The SDP architecture requires the PC to use a model of the available resources to determine if a PB can be executed. This has not been implemented yet, so real-time PBs are always executed immediately, and batch processing ones when their dependencies are finished.

Processing block and its state

A PB and its state are located at the following paths in the configuration database:

/pb/[pb_id]
/pb/[pb_id]/state

The PB is created by the subarray Tango device when starting a SBI. Once it is created it does not change. The state is created by the PC when deploying the workflow, and it is subsequently updated by the PC and the workflow.

The entries in the PB state relevant to the PC are status and resources_available, for example:

{
    "status": "WAITING",
    "resources_available": false
}

status is a string indicating the status of the workflow. Possible values are:

  • STARTING: set by the PC when it deploys the workflow, hereafter the workflow is responsible for setting status

  • WAITING: workflow has started, but is waiting for resources to be available to execute its processing

  • RUNNING: workflow is executing its processing

  • FINISHED: workflow has finished its processing

  • FAILED: set by the PC if it fails to deploy the workflow, or by the workflow in the case of a non-recoverable error

resources_available is a boolean set by the PC to inform the workflow whether it has the resources available to start its processing. Although the resource model is not implemented yet, this is used to control when batch PBs with dependencies start.

Behaviour

The behaviour of the PC is summarised as follows:

  1. The PC uses HTTPS to retrieve the workflow definition file. This is a JSON file that specifies the mapping between the workflow ID and version, and a Docker container image. The workflow definition file is updated at regular intervals (the default is every 5 minutes).

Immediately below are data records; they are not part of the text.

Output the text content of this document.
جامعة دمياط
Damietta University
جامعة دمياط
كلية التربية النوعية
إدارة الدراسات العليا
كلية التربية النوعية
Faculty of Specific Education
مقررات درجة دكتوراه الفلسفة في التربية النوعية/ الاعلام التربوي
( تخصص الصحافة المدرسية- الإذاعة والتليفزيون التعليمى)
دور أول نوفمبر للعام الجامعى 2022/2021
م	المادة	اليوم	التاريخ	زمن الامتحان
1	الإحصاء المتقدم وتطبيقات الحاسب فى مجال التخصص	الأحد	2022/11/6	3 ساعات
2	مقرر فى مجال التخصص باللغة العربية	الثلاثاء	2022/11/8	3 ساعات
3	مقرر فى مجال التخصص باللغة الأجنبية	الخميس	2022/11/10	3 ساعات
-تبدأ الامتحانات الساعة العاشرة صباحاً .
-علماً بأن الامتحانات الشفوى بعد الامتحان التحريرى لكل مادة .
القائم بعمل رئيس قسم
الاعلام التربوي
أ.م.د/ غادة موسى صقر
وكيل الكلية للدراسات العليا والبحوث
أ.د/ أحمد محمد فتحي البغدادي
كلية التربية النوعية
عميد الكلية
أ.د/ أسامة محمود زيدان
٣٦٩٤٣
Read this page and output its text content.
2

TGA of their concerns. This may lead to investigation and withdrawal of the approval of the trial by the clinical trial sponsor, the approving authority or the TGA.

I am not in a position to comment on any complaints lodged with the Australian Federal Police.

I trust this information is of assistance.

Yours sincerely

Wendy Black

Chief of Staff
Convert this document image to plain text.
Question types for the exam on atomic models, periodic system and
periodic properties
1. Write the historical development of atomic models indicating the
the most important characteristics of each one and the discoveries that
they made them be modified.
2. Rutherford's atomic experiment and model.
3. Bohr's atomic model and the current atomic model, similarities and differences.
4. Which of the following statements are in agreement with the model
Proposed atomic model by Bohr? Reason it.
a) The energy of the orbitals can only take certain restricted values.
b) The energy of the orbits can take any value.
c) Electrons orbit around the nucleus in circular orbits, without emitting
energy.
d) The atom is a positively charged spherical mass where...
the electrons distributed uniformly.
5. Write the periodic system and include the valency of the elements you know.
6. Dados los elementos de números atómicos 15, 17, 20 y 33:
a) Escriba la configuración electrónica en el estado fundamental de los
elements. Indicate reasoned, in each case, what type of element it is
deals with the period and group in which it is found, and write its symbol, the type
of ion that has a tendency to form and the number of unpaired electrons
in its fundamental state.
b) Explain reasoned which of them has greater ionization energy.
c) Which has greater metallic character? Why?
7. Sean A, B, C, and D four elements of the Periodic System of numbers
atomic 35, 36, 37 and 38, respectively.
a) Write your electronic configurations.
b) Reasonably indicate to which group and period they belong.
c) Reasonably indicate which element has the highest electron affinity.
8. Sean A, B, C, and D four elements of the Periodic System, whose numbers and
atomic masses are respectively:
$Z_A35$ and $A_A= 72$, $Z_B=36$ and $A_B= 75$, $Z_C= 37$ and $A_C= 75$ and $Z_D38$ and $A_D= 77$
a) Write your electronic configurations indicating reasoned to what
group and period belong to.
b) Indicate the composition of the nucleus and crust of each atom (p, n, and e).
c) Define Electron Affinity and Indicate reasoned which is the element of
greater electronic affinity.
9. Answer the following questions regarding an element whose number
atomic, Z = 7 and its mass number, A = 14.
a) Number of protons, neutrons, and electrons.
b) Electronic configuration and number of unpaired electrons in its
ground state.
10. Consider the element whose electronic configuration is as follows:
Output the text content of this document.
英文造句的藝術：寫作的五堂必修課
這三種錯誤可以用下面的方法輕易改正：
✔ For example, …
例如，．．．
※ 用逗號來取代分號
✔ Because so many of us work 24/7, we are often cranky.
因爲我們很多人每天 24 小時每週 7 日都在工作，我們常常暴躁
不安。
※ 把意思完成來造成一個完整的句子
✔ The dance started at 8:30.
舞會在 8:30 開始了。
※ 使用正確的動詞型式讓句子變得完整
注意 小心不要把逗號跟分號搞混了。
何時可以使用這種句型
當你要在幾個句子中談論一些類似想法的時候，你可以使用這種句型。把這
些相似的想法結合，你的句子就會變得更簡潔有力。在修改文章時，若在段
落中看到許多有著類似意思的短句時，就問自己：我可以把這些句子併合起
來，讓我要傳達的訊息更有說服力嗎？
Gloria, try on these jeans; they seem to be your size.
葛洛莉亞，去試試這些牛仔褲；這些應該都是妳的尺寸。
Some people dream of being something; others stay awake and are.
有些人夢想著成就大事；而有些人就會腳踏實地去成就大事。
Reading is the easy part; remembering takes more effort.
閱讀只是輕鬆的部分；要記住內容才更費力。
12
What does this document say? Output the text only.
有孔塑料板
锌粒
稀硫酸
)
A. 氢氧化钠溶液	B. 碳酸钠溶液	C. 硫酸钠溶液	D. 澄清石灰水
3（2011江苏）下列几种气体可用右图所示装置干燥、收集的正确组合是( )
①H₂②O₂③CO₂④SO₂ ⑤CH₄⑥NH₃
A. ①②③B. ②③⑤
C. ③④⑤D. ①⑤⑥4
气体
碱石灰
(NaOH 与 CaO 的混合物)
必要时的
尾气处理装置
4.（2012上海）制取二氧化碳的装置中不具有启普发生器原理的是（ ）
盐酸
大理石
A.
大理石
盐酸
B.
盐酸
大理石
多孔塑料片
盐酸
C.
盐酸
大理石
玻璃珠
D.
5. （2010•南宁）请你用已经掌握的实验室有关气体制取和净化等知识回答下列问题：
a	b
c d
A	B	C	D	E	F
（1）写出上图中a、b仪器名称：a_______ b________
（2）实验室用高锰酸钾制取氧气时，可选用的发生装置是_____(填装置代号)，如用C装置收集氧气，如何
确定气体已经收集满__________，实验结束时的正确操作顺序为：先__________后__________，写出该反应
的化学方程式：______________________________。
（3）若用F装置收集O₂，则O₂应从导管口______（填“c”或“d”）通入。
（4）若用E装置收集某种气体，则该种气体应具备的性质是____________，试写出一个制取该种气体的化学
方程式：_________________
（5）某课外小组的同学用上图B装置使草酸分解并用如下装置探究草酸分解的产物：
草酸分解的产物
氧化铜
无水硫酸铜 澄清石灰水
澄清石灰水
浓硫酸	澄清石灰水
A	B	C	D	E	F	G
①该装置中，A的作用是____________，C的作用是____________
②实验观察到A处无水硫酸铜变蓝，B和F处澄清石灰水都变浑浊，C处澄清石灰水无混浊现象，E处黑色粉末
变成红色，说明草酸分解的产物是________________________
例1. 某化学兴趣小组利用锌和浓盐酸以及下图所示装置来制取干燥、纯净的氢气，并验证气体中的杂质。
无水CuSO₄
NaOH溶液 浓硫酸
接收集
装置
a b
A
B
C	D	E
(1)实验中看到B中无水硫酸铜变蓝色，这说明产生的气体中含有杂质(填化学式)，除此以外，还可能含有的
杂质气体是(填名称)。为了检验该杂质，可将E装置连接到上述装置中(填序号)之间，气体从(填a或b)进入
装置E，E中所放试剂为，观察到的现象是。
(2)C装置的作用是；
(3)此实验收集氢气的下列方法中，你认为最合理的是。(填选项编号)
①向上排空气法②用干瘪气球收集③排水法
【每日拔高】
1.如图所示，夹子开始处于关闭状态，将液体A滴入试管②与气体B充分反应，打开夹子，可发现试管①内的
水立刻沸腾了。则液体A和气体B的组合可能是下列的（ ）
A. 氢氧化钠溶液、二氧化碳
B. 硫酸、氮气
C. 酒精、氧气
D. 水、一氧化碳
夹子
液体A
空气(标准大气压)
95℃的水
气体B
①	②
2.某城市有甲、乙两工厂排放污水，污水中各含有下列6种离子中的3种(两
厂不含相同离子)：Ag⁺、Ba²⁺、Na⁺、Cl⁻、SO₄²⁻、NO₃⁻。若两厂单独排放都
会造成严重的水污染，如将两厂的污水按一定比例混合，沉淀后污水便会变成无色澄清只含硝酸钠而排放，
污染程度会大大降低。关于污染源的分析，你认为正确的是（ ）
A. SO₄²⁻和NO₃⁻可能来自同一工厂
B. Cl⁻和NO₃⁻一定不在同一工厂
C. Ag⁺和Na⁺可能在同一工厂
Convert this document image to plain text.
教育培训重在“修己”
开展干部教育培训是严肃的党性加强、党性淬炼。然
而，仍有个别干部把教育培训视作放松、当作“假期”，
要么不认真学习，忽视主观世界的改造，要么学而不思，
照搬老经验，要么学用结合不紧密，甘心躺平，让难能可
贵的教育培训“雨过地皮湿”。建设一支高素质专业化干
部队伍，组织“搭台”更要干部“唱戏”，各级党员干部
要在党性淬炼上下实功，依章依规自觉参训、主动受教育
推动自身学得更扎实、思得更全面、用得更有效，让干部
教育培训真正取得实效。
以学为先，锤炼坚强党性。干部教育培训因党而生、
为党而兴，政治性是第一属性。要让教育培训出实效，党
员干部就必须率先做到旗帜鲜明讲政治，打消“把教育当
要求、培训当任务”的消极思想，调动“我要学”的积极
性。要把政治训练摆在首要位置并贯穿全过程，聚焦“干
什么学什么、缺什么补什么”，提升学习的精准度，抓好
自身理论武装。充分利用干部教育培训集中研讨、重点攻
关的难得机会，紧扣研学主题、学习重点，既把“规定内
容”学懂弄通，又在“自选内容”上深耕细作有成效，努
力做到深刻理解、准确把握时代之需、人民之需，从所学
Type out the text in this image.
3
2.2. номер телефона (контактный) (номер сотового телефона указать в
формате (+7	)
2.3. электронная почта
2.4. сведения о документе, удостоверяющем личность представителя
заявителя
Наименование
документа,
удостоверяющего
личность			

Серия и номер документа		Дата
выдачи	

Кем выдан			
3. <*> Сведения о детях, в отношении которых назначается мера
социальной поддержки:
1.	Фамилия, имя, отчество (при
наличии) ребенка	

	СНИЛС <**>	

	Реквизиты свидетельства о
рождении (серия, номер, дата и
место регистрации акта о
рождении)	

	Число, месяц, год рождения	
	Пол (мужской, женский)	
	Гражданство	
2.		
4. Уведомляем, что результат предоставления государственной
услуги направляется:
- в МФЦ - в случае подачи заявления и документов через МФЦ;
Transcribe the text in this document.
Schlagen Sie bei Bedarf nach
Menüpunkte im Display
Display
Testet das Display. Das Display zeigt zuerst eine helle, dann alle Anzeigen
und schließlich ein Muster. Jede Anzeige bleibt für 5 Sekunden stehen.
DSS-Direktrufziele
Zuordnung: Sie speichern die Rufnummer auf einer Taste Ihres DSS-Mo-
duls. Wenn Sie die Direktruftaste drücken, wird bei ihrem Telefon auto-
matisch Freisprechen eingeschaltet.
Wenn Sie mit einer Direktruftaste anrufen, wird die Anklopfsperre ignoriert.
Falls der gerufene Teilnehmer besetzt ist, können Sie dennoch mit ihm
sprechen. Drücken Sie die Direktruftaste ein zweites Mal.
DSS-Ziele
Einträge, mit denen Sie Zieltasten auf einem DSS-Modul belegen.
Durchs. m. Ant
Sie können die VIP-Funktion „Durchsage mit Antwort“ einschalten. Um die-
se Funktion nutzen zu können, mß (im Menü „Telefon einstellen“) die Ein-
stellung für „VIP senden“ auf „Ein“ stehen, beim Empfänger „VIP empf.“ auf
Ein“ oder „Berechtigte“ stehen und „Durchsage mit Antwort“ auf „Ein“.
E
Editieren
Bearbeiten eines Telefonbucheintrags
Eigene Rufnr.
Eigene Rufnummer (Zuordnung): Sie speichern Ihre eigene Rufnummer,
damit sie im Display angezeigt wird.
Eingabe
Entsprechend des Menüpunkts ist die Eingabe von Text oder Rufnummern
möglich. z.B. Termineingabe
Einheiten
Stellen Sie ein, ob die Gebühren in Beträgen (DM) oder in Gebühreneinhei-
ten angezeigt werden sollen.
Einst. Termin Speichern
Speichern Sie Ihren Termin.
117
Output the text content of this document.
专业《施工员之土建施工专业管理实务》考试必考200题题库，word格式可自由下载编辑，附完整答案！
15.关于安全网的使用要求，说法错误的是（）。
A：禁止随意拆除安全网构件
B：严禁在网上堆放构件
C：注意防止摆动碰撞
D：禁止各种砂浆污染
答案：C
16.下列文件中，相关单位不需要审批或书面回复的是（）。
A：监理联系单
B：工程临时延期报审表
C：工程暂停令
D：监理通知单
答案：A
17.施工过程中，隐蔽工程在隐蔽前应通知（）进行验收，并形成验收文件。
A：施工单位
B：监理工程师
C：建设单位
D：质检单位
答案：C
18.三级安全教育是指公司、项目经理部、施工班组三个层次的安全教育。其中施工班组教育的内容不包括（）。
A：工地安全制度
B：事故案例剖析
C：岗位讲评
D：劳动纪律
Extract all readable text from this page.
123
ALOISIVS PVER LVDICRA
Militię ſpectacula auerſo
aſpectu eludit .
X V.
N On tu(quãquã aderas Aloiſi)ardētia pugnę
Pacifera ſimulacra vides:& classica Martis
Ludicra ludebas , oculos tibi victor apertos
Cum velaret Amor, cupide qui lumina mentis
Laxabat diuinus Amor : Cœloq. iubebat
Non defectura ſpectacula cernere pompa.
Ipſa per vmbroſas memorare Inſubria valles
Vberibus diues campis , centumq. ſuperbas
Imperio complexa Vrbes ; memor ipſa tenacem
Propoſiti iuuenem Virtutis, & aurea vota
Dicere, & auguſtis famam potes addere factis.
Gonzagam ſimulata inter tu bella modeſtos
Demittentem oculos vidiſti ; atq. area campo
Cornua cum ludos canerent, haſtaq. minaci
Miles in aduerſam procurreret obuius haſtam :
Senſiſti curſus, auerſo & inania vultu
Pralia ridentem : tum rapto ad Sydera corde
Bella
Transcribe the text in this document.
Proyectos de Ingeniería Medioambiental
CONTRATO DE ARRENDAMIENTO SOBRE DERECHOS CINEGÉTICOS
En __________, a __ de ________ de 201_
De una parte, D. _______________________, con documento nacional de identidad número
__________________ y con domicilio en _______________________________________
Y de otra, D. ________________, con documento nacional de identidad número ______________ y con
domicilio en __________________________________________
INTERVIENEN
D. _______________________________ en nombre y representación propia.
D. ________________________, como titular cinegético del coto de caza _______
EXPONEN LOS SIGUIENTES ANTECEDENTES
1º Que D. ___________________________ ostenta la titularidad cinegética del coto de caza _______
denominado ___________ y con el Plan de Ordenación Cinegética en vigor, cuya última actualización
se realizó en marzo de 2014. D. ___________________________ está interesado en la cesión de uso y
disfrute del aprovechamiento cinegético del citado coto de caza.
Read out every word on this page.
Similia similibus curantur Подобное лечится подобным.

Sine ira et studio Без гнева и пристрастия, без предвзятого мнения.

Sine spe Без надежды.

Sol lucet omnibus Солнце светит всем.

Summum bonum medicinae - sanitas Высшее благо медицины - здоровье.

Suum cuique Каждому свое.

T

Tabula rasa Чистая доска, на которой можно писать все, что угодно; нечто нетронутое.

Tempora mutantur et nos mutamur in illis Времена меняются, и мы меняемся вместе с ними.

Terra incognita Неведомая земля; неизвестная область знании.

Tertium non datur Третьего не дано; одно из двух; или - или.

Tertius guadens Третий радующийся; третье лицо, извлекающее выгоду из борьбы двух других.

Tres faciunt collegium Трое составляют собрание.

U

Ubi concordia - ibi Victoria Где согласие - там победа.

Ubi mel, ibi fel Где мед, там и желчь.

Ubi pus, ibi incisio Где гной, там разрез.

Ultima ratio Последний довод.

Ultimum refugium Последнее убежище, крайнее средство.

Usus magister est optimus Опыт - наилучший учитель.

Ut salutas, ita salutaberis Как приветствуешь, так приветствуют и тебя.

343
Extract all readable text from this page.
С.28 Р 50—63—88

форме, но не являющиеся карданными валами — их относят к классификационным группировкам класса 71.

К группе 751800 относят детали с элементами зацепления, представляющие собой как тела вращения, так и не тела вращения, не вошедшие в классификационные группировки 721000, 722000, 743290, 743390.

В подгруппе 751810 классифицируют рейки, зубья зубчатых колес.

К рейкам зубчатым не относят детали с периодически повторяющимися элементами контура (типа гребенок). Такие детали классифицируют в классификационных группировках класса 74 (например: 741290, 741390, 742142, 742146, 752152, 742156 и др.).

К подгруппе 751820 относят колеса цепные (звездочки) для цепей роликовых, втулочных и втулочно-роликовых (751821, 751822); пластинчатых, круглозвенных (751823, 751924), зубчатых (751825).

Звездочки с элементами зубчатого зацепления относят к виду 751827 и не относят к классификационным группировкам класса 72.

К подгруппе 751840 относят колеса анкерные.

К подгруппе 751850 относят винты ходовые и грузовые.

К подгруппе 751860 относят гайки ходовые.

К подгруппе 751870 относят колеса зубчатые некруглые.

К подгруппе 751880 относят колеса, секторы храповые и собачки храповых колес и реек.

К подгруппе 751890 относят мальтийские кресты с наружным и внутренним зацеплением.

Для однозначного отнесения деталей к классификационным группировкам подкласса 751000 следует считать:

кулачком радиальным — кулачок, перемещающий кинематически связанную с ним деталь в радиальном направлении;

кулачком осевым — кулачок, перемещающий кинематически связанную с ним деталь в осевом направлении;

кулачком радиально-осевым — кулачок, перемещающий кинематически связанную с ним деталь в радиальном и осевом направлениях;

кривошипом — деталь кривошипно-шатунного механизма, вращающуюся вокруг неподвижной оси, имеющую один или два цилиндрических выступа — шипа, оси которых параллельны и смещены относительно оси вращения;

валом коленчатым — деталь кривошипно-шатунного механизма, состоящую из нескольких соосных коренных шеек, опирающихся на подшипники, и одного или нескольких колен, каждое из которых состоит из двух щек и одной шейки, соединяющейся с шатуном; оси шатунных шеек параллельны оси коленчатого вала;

  2. If a PB is new, the PC will create the workflow deployment for it. A PB is deemed to be new if the PB state does not exist. The PC creates the state and sets status to STARTING and resources_available to false. If the workflow ID and version is not found in the definition file, the PC still creates the state, but sets status to FAILED.

  3. If a PB’s dependencies are all FINISHED, the PC sets resources_available to true to allow it to start executing. Real-time PBs do not have dependencies, so they start executing immediately.

  4. The PC removes processing deployments (workflows and execution engines) not associated with any existing PB. This is used to clean up if a PB is deleted from the configuration DB. At present there is no mechanism for doing this (other than manually), but it might be used in future to abort a workflow execution.